The Goal: High Information Density

Your objective is to provide the LLM with the maximum amount of relevant information using the minimum number of tokens.

Technique 1: Post-Retrieval Scraping

If you retrieve a chunk from a web page, don't send the full HTML. Use a library like BeautifulSoup or Trafilatura to extract only the narrative text.

Technique 2: LLM-Based Summarization

Before sending retrieved chunks to your final prompt, run a fast, cheap model (like Claude 3 Haiku) to summarize them.

summary_prompt = f"Summarize the following document focusing only on facts related to {user_query}: {retrieved_doc}"
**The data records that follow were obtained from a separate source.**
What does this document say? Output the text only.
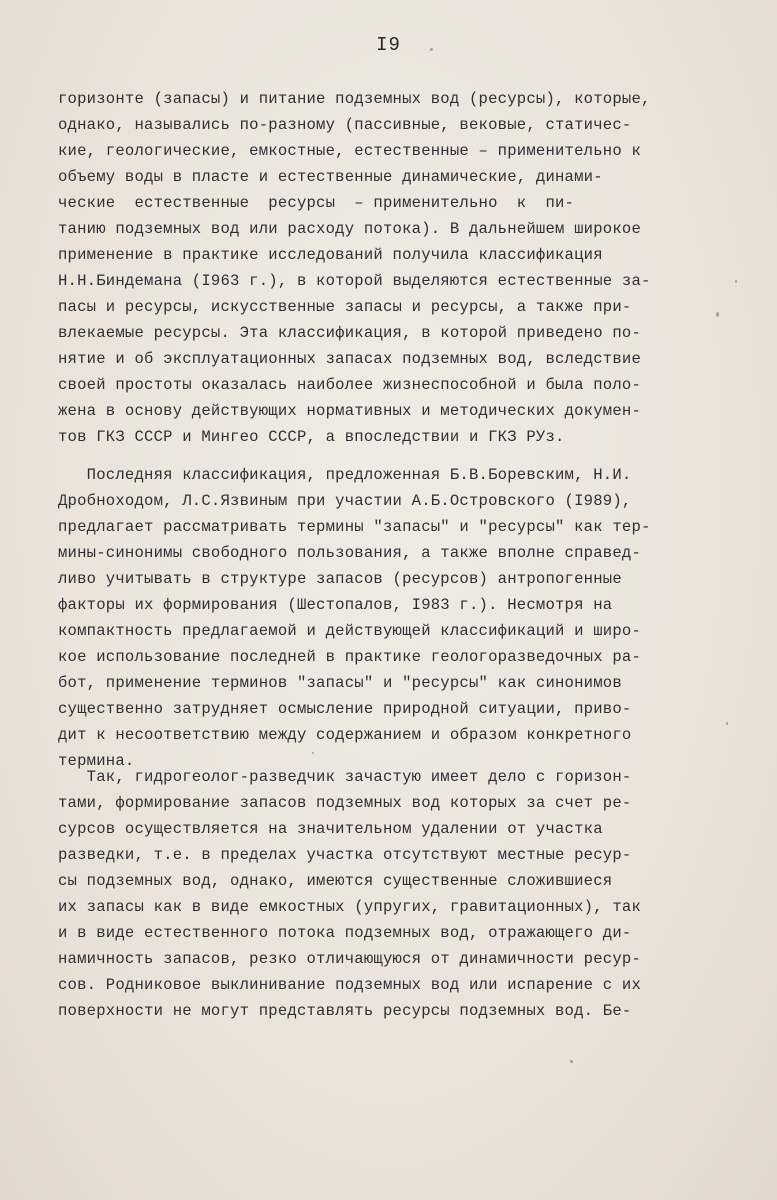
I9
горизонте (запасы) и питание подземных вод (ресурсы), которые,
однако, назывались по-разному (пассивные, вековые, статичес-
кие, геологические, емкостные, естественные – применительно к
объему воды в пласте и естественные динамические, динами-
ческие  естественные  ресурсы  – применительно  к  пи-
танию подземных вод или расходу потока). В дальнейшем широкое
применение в практике исследований получила классификация
Н.Н.Биндемана (I963 г.), в которой выделяются естественные за-
пасы и ресурсы, искусственные запасы и ресурсы, а также при-
влекаемые ресурсы. Эта классификация, в которой приведено по-
нятие и об эксплуатационных запасах подземных вод, вследствие
своей простоты оказалась наиболее жизнеспособной и была поло-
жена в основу действующих нормативных и методических докумен-
тов ГКЗ СССР и Мингео СССР, а впоследствии и ГКЗ РУз.
Последняя классификация, предложенная Б.В.Боревским, Н.И.
Дробноходом, Л.С.Язвиным при участии А.Б.Островского (I989),
предлагает рассматривать термины "запасы" и "ресурсы" как тер-
мины-синонимы свободного пользования, а также вполне справед-
ливо учитывать в структуре запасов (ресурсов) антропогенные
факторы их формирования (Шестопалов, I983 г.). Несмотря на
компактность предлагаемой и действующей классификаций и широ-
кое использование последней в практике геологоразведочных ра-
бот, применение терминов "запасы" и "ресурсы" как синонимов
существенно затрудняет осмысление природной ситуации, приво-
дит к несоответствию между содержанием и образом конкретного
термина.
Так, гидрогеолог-разведчик зачастую имеет дело с горизон-
тами, формирование запасов подземных вод которых за счет ре-
сурсов осуществляется на значительном удалении от участка
разведки, т.е. в пределах участка отсутствуют местные ресур-
сы подземных вод, однако, имеются существенные сложившиеся
их запасы как в виде емкостных (упругих, гравитационных), так
и в виде естественного потока подземных вод, отражающего ди-
намичность запасов, резко отличающуюся от динамичности ресур-
сов. Родниковое выклинивание подземных вод или испарение с их
поверхности не могут представлять ресурсы подземных вод. Бе-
Technique 3: Contextual Compression

This is a LangChain feature where you use an embedding model to "compress" a document by keeping only the sentences that are semantically close to the query.

from langchain.retrievers.document_compressors import EmbeddingsFilter
filter = EmbeddingsFilter(embeddings=embeddings, similarity_threshold=0.76)
compressed_docs = filter.compress_documents(docs, query)
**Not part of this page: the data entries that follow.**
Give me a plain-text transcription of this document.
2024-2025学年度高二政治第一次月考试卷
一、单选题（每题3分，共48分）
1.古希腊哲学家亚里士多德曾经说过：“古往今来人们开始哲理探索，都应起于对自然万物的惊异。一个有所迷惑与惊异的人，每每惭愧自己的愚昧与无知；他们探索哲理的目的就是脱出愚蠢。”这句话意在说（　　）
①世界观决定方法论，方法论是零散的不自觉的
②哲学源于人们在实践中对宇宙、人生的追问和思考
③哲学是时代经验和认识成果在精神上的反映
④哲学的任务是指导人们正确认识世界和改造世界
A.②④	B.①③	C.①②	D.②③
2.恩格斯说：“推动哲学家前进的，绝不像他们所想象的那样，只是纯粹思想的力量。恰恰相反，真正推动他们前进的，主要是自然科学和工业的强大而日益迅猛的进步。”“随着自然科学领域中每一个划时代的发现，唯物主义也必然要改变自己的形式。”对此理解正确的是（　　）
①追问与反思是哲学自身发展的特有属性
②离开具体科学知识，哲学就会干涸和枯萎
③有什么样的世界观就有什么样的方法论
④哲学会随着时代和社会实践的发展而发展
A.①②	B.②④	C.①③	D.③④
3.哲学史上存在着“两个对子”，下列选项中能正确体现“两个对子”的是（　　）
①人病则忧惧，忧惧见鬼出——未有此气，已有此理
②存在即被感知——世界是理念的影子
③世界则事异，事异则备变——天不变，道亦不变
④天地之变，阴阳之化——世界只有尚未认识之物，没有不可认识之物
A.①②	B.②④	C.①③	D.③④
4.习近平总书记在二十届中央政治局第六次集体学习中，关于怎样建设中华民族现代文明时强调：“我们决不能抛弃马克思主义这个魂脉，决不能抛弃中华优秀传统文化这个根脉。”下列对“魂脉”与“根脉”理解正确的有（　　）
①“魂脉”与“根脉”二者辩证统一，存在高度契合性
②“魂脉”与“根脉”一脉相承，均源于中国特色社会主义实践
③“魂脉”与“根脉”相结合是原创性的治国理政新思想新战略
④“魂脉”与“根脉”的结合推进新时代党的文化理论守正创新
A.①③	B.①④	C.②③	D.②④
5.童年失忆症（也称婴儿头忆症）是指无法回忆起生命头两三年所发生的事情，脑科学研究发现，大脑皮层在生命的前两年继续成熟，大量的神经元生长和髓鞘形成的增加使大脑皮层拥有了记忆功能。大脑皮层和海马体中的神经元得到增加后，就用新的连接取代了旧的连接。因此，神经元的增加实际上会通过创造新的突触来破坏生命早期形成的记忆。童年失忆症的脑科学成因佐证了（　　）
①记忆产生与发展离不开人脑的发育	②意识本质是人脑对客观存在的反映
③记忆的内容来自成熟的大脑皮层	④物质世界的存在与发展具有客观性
Technique 4: Removing Redundancy

If Retrieval returns 5 paragraphs that all say "The price is $50", remove 4 of them. Redundancy confuses LLMs and wastes your money.

Measuring Success

Use the Context Precision metric. This measures the signal-to-noise ratio in your retrieved chunks.
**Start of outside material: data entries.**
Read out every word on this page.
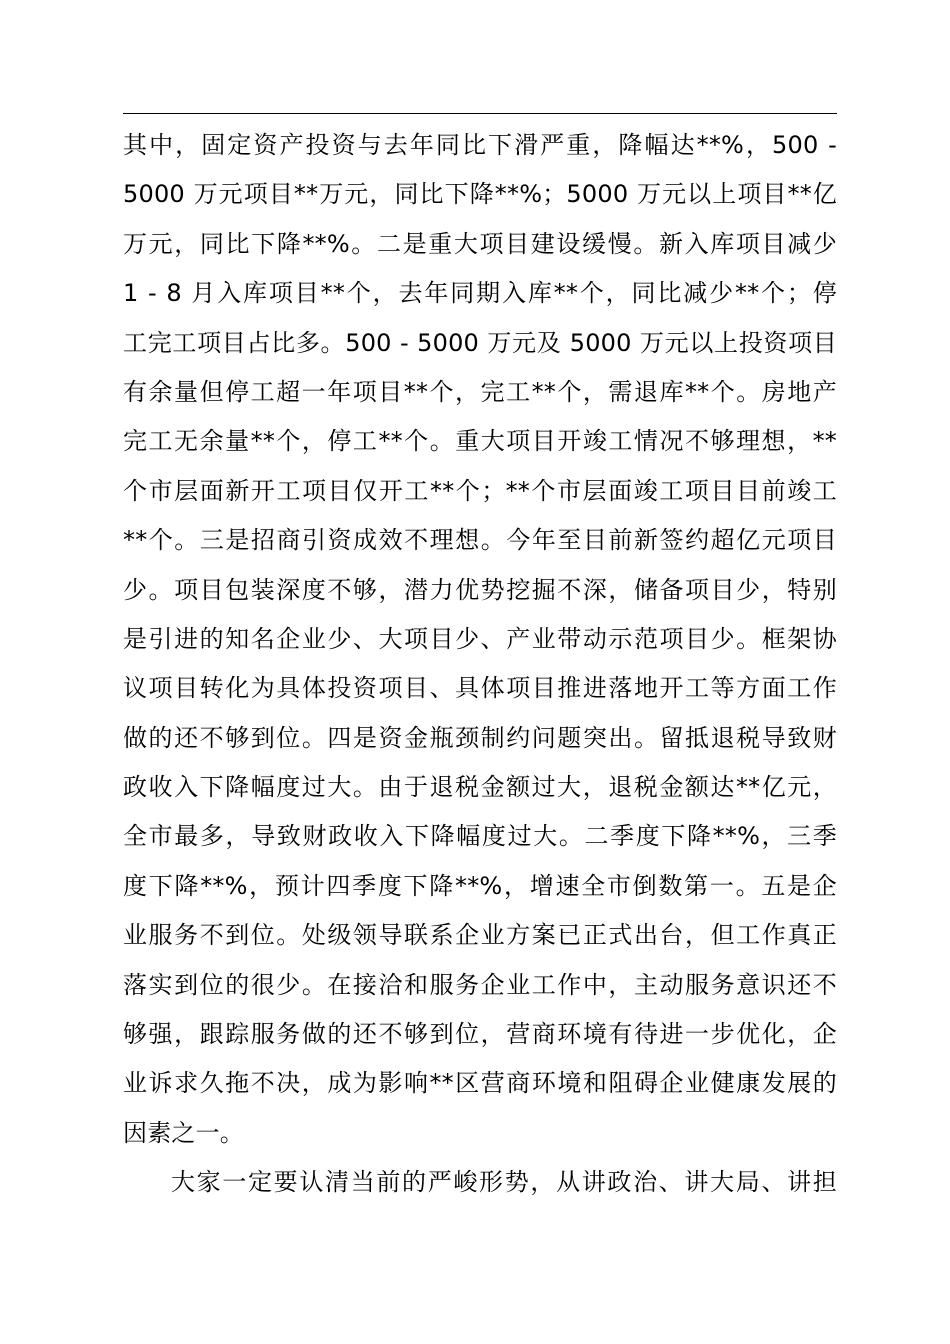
其中，固定资产投资与去年同比下滑严重，降幅达**%，500 -
5000 万元项目**万元，同比下降**%；5000 万元以上项目**亿
万元，同比下降**%。二是重大项目建设缓慢。新入库项目减少
1 - 8 月入库项目**个，去年同期入库**个，同比减少**个；停
工完工项目占比多。500 - 5000 万元及 5000 万元以上投资项目
有余量但停工超一年项目**个，完工**个，需退库**个。房地产
完工无余量**个，停工**个。重大项目开竣工情况不够理想，**
个市层面新开工项目仅开工**个；**个市层面竣工项目目前竣工
**个。三是招商引资成效不理想。今年至目前新签约超亿元项目
少。项目包装深度不够，潜力优势挖掘不深，储备项目少，特别
是引进的知名企业少、大项目少、产业带动示范项目少。框架协
议项目转化为具体投资项目、具体项目推进落地开工等方面工作
做的还不够到位。四是资金瓶颈制约问题突出。留抵退税导致财
政收入下降幅度过大。由于退税金额过大，退税金额达**亿元，
全市最多，导致财政收入下降幅度过大。二季度下降**%，三季
度下降**%，预计四季度下降**%，增速全市倒数第一。五是企
业服务不到位。处级领导联系企业方案已正式出台，但工作真正
落实到位的很少。在接洽和服务企业工作中，主动服务意识还不
够强，跟踪服务做的还不够到位，营商环境有待进一步优化，企
业诉求久拖不决，成为影响**区营商环境和阻碍企业健康发展的
因素之一。
大家一定要认清当前的严峻形势，从讲政治、讲大局、讲担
Strategy	Performance Gain	Latency Hit
Native Context	Baseline	0ms
Header/Footer Stripping	High	Low
LLM Summarization	Very High	High
Semantic Filtering	Medium	Medium

Exercises

Why is "Noise" in retrieval more dangerous than having no information at all?
Write a function that removes all lines from a text chunk that contain fewer than 5 words (often headers or noise).
How can you use "Metadata" to decide whether to skip a retrieved document entirely?